Recently, Marvelous, which owns well-known IPs such as "Rune Workshop" and "Harvest Moon", announced its interim financial report for fiscal year 2025.Data show that despite its core game business sales soaring 98.1% year-on-year, the division still recorded an operating loss of approximately 700 million yen (approximately US$7 million).

During the reporting period, the company launched two new works that have attracted much attention: "Rune Atelier: Dragon World" opens a new chapter in the series with a mythical and Japanese world view, and "Harvest Story: Come on!"Bustling Bazaar of Winds is a modern reimagining of the 2008 classic farming simulator.Both works have received favorable reviews from the media, and according to official confirmation, each has sold more than 500,000 copies.In comparison, the market performance of the mecha action game "Mecha War Demon: Descendants of Myth" released in the same period was slightly flat.

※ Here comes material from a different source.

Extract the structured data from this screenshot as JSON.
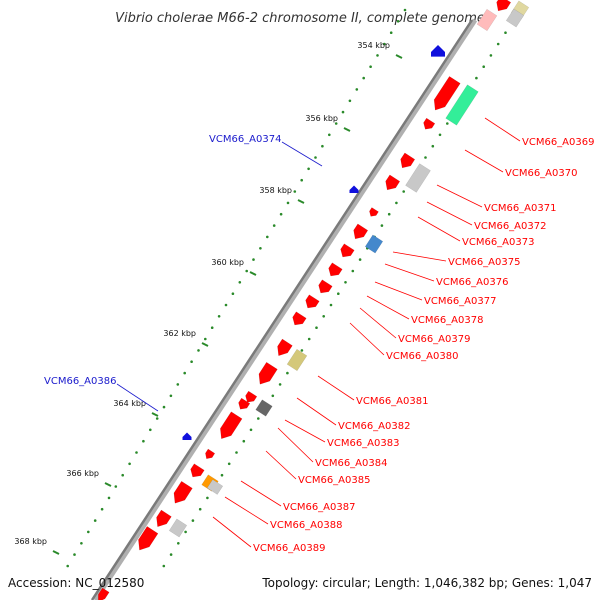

Why is revenue growing but losses are occurring?The financial report shows that the cost of sales (i.e. development expenses) during the same period soared 114.8% year-on-year, significantly compressing profit margins and ultimately causing the game department to fail to break even.Looking to the future, Marvelous plans to promote "Rune Workshop: Dragon World" and "Harvest Moon" through continuous updates and DLC content.The subsequent sales growth of "The Bustling Bazaar of the Wind" and "Mecha War Demon: Descendants of Myth".
What do you think about this? Do you think game development does not require so much investment?Welcome to discuss in the comment area.